PONTIAC and ADAM E. CORNELIUS at Hocking Valley, Toledo, circa March 1968

Pontiac and Adam E. Cornelius at Hocking Valley, Toledo, circa March 1968

This image shows the freighters Pontiac and Adam E. Cornelius in winter lay up at the Hocking Valley Pier slip, around March 1968.  This pier is located on the North corner of Front Street and Craig Street.  In early 2020, American Valor and Manistee are both laid up in the same location.

The Pontiac was built in 1917 in Ecorse Michigan for Cleveland-Cliffs Iron Co. It was 580′ long and 60′ wide with a gross tonnage of 8200. The Pontiac was sold for scrap in 1985.

The Adam E. Cornelius was built in 1958 by Manitowac Ship Building Co. for American Steamship Co.  It was 650′ long ad 72 1/8′ wide with a gross tonnage of 14,084.  The Cornelius was cut down to a barge in 1989.  The vessel (now known as Sarah Spencer) stopped actively working in 2009 and in 2014 was laid up in Toledo.  In October 2019, the Spencer was finally towed to Port Colburn for scrapping.


We want to hear from you! Leave a comment below to tell us more about this moment in history, your memories connected to the Pontiac and/or Adam E. Cornelius, or experiences at the Hocking Valley Pier slip.

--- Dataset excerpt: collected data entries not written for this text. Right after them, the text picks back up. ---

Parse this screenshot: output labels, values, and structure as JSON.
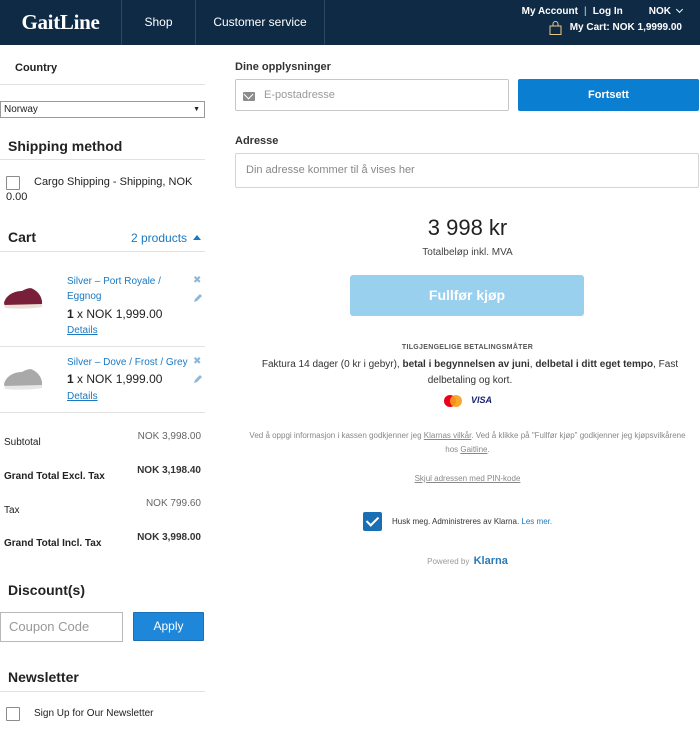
{
  "header": {
    "logo": "GaitLine",
    "nav": [
      "Shop",
      "Customer service"
    ],
    "my_account": "My Account",
    "log_in": "Log In",
    "currency": "NOK",
    "cart_summary": "My Cart: NOK 1,9999.00"
  },
  "left": {
    "country": {
      "heading": "Country",
      "selected": "Norway"
    },
    "shipping": {
      "title": "Shipping method",
      "option": "Cargo Shipping - Shipping, NOK 0.00"
    },
    "cart": {
      "title": "Cart",
      "count": "2 products",
      "items": [
        {
          "name": "Silver – Port Royale / Eggnog",
          "qty": "1",
          "price": "x NOK 1,999.00",
          "details": "Details",
          "color": "#7a1f3a"
        },
        {
          "name": "Silver – Dove / Frost / Grey",
          "qty": "1",
          "price": "x NOK 1,999.00",
          "details": "Details",
          "color": "#a9a9a9"
        }
      ]
    },
    "totals": [
      {
        "label": "Subtotal",
        "value": "NOK 3,998.00",
        "bold": false
      },
      {
        "label": "Grand Total Excl. Tax",
        "value": "NOK 3,198.40",
        "bold": true
      },
      {
        "label": "Tax",
        "value": "NOK 799.60",
        "bold": false
      },
      {
        "label": "Grand Total Incl. Tax",
        "value": "NOK 3,998.00",
        "bold": true
      }
    ],
    "discount": {
      "title": "Discount(s)",
      "placeholder": "Coupon Code",
      "button": "Apply"
    },
    "newsletter": {
      "title": "Newsletter",
      "option": "Sign Up for Our Newsletter"
    }
  },
  "klarna": {
    "details_label": "Dine opplysninger",
    "email_placeholder": "E-postadresse",
    "continue_button": "Fortsett",
    "address_label": "Adresse",
    "address_placeholder": "Din adresse kommer til å vises her",
    "total_amount": "3 998 kr",
    "total_sub": "Totalbeløp inkl. MVA",
    "complete_button": "Fullfør kjøp",
    "payment_heading": "TILGJENGELIGE BETALINGSMÅTER",
    "payment_text": {
      "p1": "Faktura 14 dager (0 kr i gebyr), ",
      "b1": "betal i begynnelsen av juni",
      "p2": ", ",
      "b2": "delbetal i ditt eget tempo",
      "p3": ", Fast delbetaling og kort."
    },
    "visa": "VISA",
    "terms": {
      "t1": "Ved å oppgi informasjon i kassen godkjenner jeg ",
      "l1": "Klarnas vilkår",
      "t2": ". Ved å klikke på \"Fullfør kjøp\" godkjenner jeg kjøpsvilkårene hos ",
      "l2": "Gaitline",
      "t3": "."
    },
    "hide_address": "Skjul adressen med PIN-kode",
    "remember": "Husk meg. Administreres av Klarna.",
    "learn_more": "Les mer.",
    "powered_by": "Powered by",
    "klarna_brand": "Klarna",
    "primary_color": "#0a7fd1",
    "disabled_color": "#98d0ee"
  }
}
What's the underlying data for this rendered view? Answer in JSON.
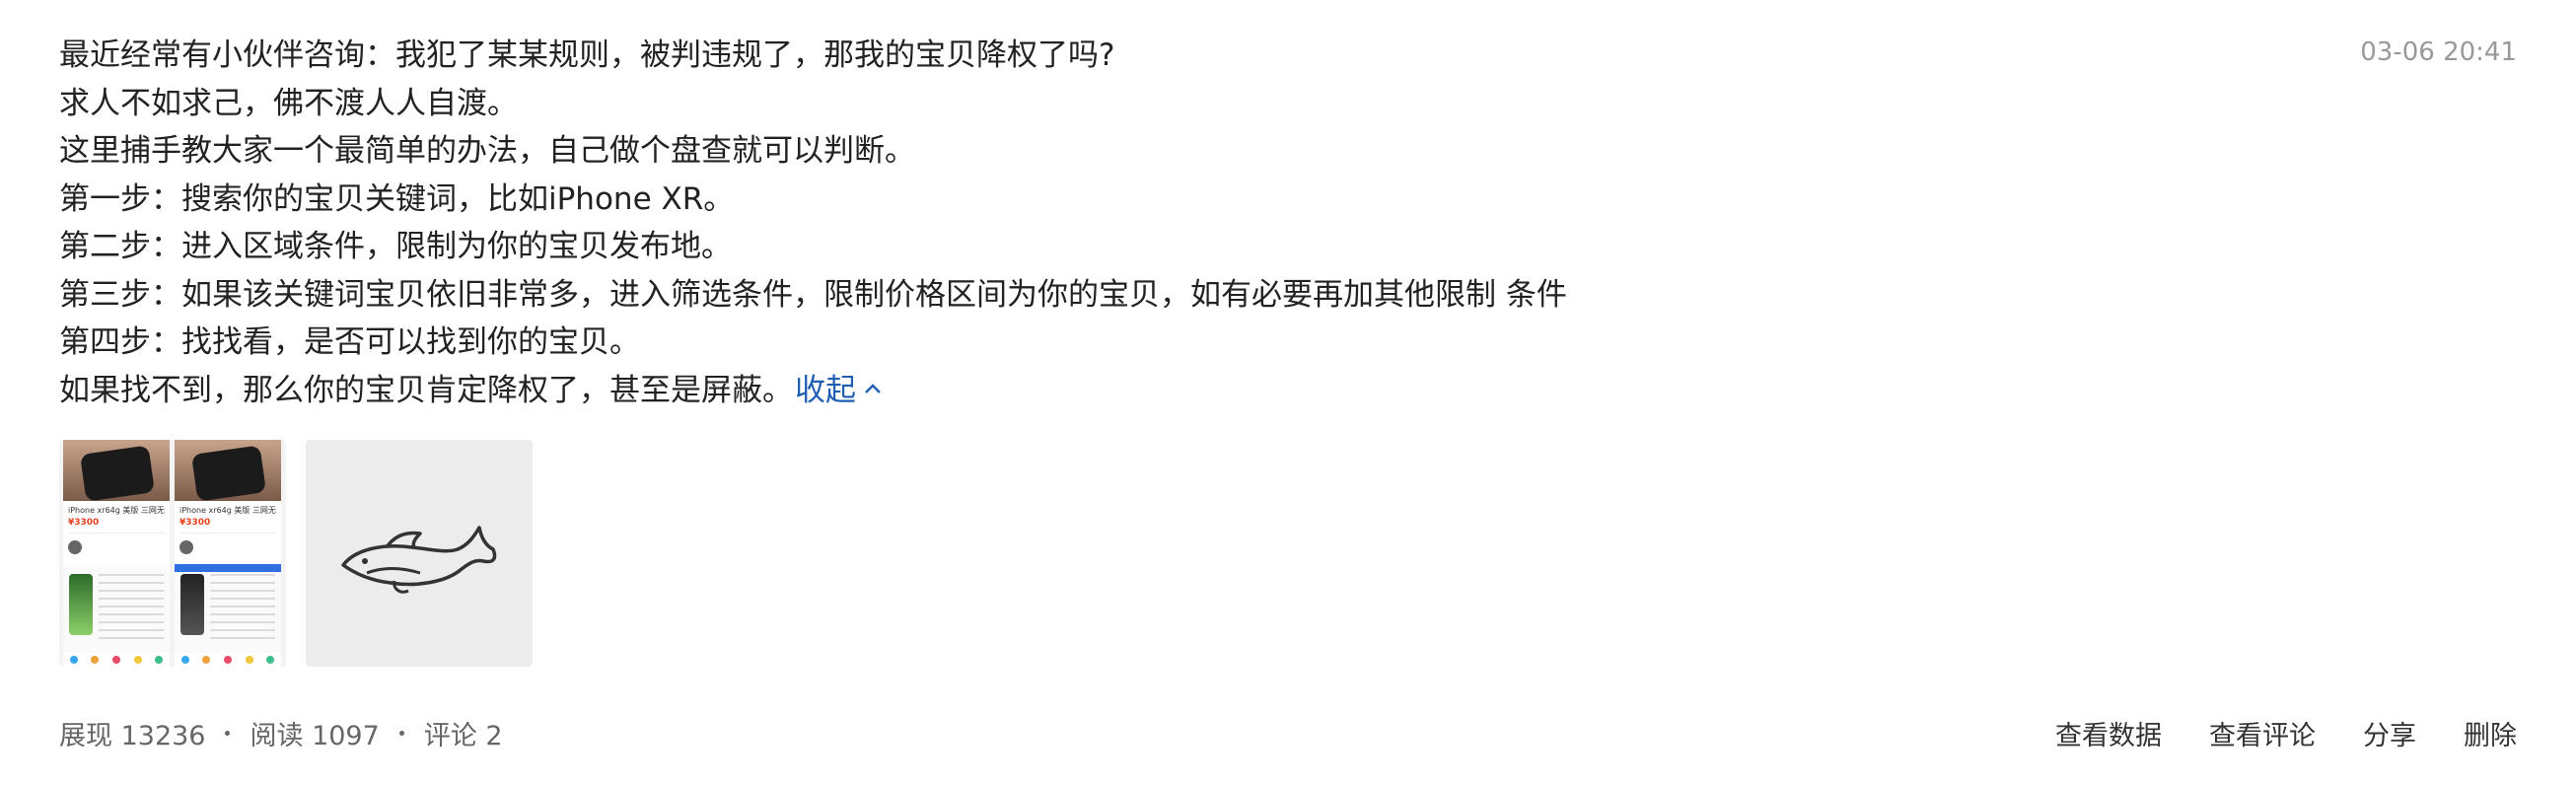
{
  "post": {
    "timestamp": "03-06 20:41",
    "lines": [
      "最近经常有小伙伴咨询：我犯了某某规则，被判违规了，那我的宝贝降权了吗?",
      "求人不如求己，佛不渡人人自渡。",
      "这里捕手教大家一个最简单的办法，自己做个盘查就可以判断。",
      "第一步：搜索你的宝贝关键词，比如iPhone XR。",
      "第二步：进入区域条件，限制为你的宝贝发布地。",
      "第三步：如果该关键词宝贝依旧非常多，进入筛选条件，限制价格区间为你的宝贝，如有必要再加其他限制 条件",
      "第四步：找找看，是否可以找到你的宝贝。",
      "如果找不到，那么你的宝贝肯定降权了，甚至是屏蔽。"
    ],
    "collapse_label": "收起",
    "collapse_icon": "chevron-up-icon",
    "link_color": "#1e5fb4"
  },
  "images": {
    "screenshot": {
      "left": {
        "title": "iPhone xr64g 美版 三网无",
        "price": "¥3300"
      },
      "right": {
        "title": "iPhone xr64g 美版 三网无",
        "price": "¥3300"
      }
    },
    "placeholder_icon": "whale-icon"
  },
  "footer": {
    "impressions": "展现 13236",
    "reads": "阅读 1097",
    "comments": "评论 2",
    "actions": {
      "view_data": "查看数据",
      "view_comments": "查看评论",
      "share": "分享",
      "delete": "删除"
    }
  }
}
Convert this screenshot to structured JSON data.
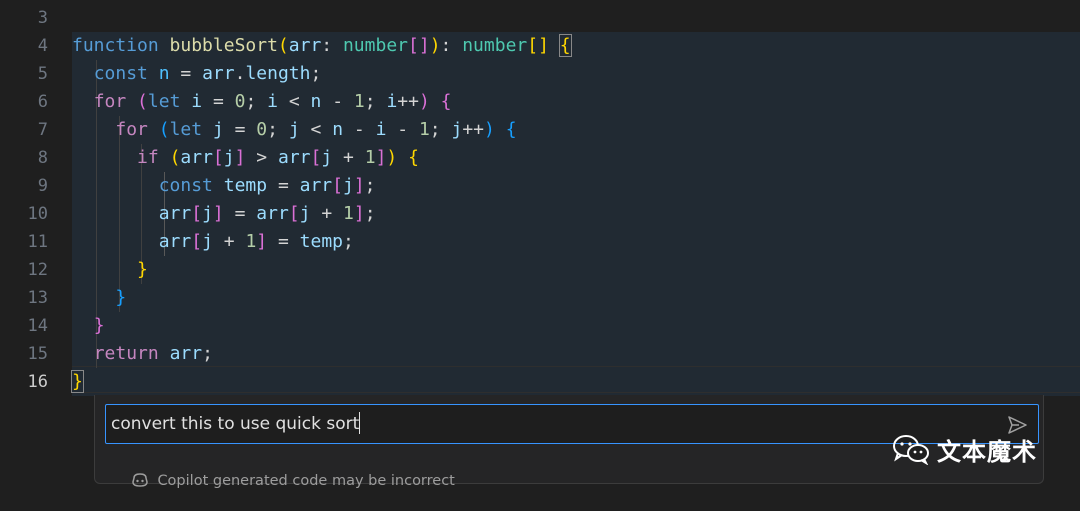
{
  "editor": {
    "line_numbers": [
      "3",
      "4",
      "5",
      "6",
      "7",
      "8",
      "9",
      "10",
      "11",
      "12",
      "13",
      "14",
      "15",
      "16"
    ],
    "active_line": "16",
    "code_lines": [
      "",
      "function bubbleSort(arr: number[]): number[] {",
      "  const n = arr.length;",
      "  for (let i = 0; i < n - 1; i++) {",
      "    for (let j = 0; j < n - i - 1; j++) {",
      "      if (arr[j] > arr[j + 1]) {",
      "        const temp = arr[j];",
      "        arr[j] = arr[j + 1];",
      "        arr[j + 1] = temp;",
      "      }",
      "    }",
      "  }",
      "  return arr;",
      "}"
    ],
    "syntax_colors": {
      "keyword": "#569cd6",
      "control": "#c586c0",
      "function": "#dcdcaa",
      "type": "#4ec9b0",
      "variable": "#9cdcfe",
      "constant": "#4fc1ff",
      "number": "#b5cea8",
      "bracket_level1": "#ffd700",
      "bracket_level2": "#da70d6",
      "bracket_level3": "#179fff"
    }
  },
  "chat": {
    "input_value": "convert this to use quick sort",
    "disclaimer": "Copilot generated code may be incorrect",
    "accent_color": "#3794ff",
    "icons": {
      "send": "send-icon",
      "copilot": "copilot-icon"
    }
  },
  "watermark": {
    "text": "文本魔术",
    "icon": "wechat-icon"
  }
}
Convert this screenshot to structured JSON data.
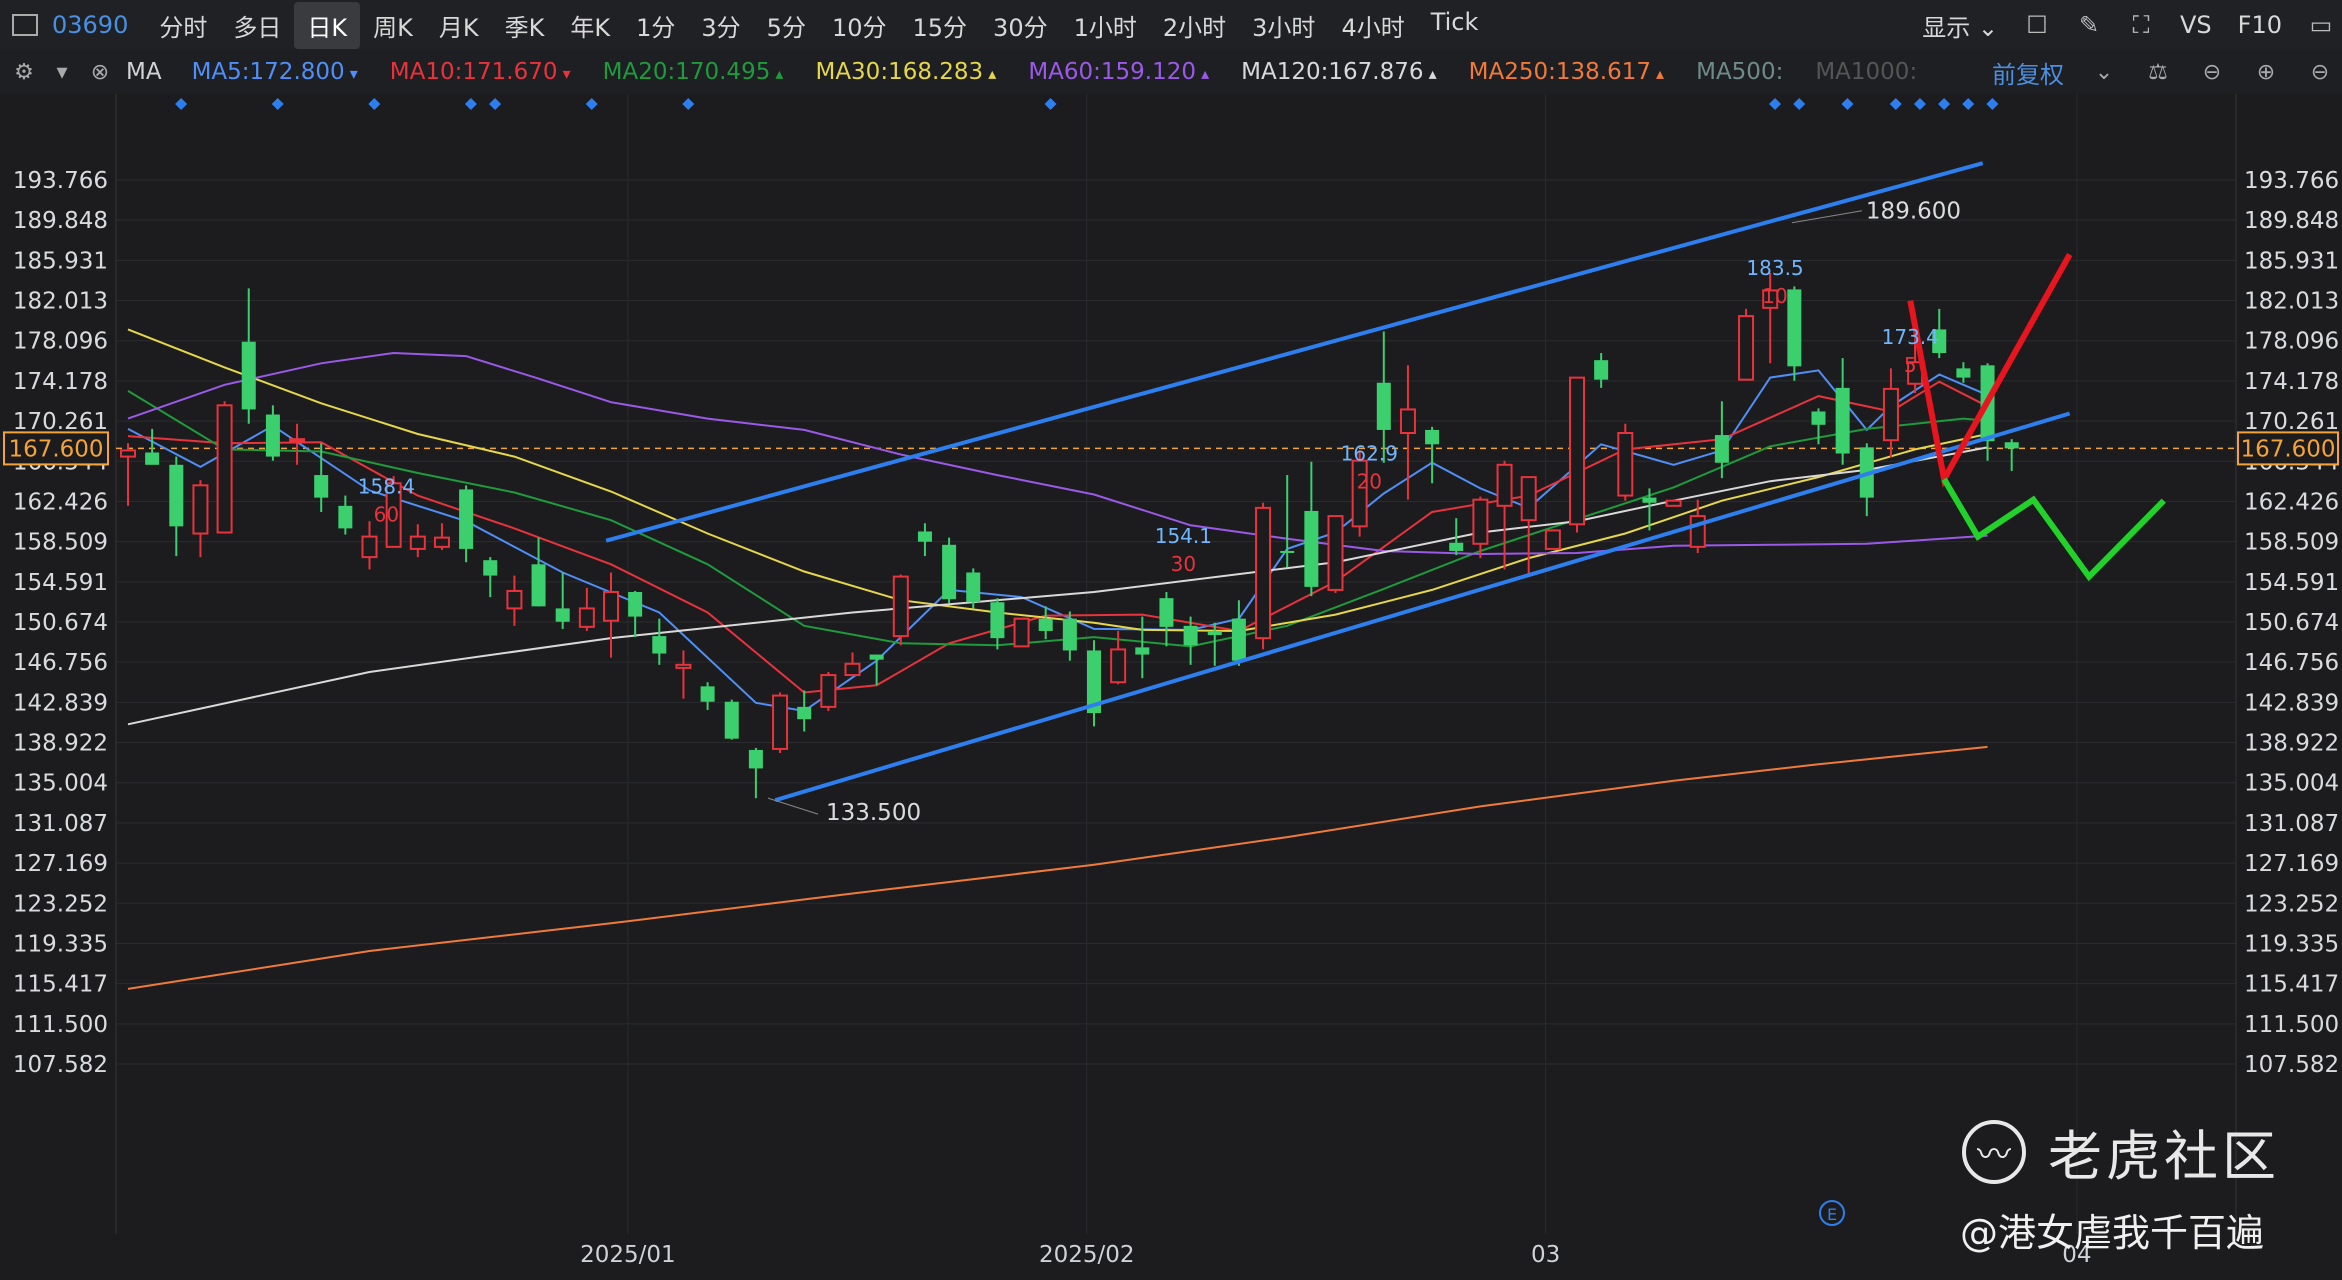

This exhibit is made possible by visitors like you.  Please consider making a donation to the National Museum of the Great Lakes to help us continue our important work of preserving and making know the history of the Great Lakes.

2 replies
  1. severin F johnson
    severin F johnson says:

    some of your fact are wrong the A.E. Cornelius was 666 feet long 72 wide molded depth 40 carried 22000 tons was fourth in a line of self-unloader build in Manitowoc WI launching Tuesday November 25 1958 trail running June 4 thru June 6 1959 build with out fancy Captain or Chief engineer quarters plain guest quarters and plain officer and crew mess.true working ships with no frills or extra 13 years later A.S.C. built ships model after the Cornelius. Roger M Kyes (A.E.Cornelius) Charles E. Wilson (J.J. Boland) H.Lee White. American Mariner ships the ship Museums need to have a self-unloader ship far more interesting then a straight decker .My father work on th A.E. Cornelius from 1959 till 1975

  2. Carrie Sowden
    Carrie Sowden says:

    Dear Mr. Johnson,
    Length and tonnage numbers often differ depending on the source and how they were calculated. We have taken all of our size data from the Historical Collection of the Great Lakes at Bowling Green State University.
    Thank you for leaving a comment and sharing your knowledge with us! We hope you will continue to visit every couple weeks as we add to the exhibit.